The lifeboat is currently being built in the museum’s boat building workshop, situated towards the back of the museum. Visitors are invited to take a closer look at the team in action, and the team are ready to answer questions and show people around the build.

The in-house build is part of a programme of reconstructions of historical craft in the museum’s boatbuilding workshop, which is managed by boat collections manager, Andy Wyke, and workshop manager, Mike Selwood. The build is being led by professional local boat builder Andrew Nancarrow, supported by advanced apprentice in boat conservation, Reuben Thompson, and a small team of museum volunteers and students from Falmouth Marine School.

The team has carried out extensive research to ensure the boat is as faithful a reconstruction as possible. This boat is one of a number of built in the boat building workshop and something the museum is keen to do more of.
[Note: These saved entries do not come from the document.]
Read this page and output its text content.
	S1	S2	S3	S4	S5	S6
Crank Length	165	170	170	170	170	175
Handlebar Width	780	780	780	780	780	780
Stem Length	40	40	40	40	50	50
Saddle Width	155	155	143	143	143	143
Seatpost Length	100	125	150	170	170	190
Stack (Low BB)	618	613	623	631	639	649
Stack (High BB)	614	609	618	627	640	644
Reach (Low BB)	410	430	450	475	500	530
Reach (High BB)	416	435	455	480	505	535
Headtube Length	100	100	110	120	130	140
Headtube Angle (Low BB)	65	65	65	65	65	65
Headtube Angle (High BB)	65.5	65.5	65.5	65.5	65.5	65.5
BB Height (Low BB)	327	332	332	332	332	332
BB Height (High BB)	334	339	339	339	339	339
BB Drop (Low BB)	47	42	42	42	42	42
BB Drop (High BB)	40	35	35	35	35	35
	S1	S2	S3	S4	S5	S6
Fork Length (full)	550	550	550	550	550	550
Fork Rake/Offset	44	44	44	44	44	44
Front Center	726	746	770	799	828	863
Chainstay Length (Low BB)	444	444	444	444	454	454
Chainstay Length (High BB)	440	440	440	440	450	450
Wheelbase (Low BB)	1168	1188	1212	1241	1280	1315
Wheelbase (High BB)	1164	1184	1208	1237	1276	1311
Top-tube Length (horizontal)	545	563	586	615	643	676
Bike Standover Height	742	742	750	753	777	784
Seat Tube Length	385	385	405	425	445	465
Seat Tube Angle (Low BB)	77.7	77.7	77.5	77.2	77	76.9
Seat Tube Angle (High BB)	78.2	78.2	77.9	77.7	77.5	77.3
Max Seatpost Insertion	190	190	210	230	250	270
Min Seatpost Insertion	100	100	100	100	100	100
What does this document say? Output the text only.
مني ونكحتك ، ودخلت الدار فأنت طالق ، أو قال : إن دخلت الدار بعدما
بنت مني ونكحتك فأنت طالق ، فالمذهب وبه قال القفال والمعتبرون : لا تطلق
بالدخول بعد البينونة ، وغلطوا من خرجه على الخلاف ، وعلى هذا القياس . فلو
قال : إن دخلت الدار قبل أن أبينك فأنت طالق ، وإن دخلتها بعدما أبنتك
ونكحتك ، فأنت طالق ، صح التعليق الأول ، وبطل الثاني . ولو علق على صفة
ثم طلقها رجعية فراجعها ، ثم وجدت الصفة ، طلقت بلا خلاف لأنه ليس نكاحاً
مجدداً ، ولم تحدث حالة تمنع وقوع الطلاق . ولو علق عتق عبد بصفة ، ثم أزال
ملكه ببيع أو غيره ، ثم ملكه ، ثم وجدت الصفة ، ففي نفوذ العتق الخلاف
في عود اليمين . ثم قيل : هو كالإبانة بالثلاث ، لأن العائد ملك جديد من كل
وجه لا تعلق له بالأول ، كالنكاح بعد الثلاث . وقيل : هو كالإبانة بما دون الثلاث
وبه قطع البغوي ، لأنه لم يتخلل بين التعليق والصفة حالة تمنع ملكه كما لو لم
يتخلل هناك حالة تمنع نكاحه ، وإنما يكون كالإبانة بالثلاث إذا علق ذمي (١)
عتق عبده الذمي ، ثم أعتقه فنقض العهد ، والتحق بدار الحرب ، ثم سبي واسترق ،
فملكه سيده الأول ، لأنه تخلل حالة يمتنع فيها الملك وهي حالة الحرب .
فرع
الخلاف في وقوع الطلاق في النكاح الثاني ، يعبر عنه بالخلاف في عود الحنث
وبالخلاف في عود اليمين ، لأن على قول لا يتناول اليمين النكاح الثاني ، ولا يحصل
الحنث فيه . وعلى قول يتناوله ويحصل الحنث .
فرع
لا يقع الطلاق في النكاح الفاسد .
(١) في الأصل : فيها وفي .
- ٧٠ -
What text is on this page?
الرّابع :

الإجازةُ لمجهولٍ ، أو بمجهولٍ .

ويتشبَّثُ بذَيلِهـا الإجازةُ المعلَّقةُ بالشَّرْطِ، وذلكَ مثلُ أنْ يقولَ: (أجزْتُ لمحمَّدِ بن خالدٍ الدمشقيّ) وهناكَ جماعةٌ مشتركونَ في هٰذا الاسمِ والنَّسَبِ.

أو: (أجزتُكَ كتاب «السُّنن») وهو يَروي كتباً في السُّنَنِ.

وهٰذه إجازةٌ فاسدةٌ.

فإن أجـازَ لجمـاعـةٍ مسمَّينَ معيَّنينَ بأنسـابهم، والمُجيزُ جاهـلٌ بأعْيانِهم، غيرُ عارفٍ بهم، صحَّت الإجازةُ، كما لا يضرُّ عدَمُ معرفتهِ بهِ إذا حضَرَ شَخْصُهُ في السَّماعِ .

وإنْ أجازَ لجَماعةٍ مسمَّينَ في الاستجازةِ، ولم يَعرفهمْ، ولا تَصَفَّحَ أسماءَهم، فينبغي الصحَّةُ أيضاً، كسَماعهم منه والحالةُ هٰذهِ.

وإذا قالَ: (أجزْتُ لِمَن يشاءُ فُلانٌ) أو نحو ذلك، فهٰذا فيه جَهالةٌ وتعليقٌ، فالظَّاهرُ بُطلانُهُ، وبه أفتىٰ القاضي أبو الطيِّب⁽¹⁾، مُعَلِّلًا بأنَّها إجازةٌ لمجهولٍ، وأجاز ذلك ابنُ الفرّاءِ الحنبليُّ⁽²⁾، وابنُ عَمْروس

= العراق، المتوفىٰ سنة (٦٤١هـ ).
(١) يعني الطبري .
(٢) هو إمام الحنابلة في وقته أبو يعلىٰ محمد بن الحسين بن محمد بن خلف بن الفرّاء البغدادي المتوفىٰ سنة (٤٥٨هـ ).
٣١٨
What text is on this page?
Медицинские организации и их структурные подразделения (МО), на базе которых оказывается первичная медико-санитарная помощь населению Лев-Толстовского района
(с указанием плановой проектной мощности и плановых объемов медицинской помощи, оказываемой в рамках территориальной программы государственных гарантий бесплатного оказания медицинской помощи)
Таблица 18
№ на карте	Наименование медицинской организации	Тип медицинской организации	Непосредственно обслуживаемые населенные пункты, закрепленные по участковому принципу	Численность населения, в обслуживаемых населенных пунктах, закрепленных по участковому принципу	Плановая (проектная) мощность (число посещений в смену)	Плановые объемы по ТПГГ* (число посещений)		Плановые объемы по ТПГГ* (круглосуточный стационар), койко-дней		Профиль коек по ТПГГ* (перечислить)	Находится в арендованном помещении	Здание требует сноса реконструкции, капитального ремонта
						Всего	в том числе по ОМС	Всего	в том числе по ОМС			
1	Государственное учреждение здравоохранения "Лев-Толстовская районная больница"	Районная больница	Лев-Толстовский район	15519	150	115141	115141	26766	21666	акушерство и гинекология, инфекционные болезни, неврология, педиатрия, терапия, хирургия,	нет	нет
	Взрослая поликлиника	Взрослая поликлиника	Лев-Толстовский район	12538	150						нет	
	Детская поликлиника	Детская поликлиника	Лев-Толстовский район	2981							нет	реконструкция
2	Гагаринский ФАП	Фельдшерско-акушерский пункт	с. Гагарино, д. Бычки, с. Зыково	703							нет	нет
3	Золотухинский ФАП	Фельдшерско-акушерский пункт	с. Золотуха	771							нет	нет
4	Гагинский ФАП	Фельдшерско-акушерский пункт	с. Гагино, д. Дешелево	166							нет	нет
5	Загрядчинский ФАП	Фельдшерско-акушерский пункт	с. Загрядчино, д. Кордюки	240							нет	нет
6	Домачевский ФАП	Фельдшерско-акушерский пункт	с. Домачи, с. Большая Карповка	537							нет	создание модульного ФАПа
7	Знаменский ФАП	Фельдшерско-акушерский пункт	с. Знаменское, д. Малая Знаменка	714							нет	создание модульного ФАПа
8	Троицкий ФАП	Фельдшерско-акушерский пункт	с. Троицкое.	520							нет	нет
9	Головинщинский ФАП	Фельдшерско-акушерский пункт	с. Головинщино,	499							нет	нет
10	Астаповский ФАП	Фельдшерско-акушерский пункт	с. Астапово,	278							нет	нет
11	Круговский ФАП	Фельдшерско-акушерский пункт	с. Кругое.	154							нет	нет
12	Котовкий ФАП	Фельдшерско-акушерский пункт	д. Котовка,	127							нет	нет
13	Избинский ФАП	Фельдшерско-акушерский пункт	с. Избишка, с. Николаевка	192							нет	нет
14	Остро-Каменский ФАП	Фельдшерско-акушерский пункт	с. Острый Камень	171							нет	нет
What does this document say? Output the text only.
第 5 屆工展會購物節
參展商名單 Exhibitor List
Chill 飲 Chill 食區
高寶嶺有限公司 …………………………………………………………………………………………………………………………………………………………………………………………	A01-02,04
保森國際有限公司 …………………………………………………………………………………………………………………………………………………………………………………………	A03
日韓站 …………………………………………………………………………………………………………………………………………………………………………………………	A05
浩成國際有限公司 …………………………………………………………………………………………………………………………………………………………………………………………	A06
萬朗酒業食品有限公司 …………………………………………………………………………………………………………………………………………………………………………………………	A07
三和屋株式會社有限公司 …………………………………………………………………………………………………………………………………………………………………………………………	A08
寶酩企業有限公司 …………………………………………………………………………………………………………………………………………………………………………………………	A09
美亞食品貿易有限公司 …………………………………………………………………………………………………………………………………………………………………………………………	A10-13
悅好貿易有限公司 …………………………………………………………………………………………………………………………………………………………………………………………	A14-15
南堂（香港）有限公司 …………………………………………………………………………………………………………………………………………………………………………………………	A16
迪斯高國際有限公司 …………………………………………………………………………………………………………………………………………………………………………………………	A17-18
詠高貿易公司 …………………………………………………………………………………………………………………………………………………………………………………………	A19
Mike Selwood said: "Our ambition is to develop a respected centre for restoration, conservation and repair of historical vessels. And we’re slowly building up that resource. Our core responsibility is the maintenance and care of the nations small boat collection, but alongside that we’re developing a reputation for keeping alive traditional boatbuilding skills."

Andy Nancarrow added: "This project is important because it brings history alive. The research process gives better understanding into the past and develops a deeper understanding of the subject. During the actual build, we become a living exhibit. Visitors like to come back and see the weekly progress, and they are able to come into the workshop and chat with the team as we work, asking us questions.

"Schools and younger children also get involved. They ask some great questions, and it really brings the subject to life for them."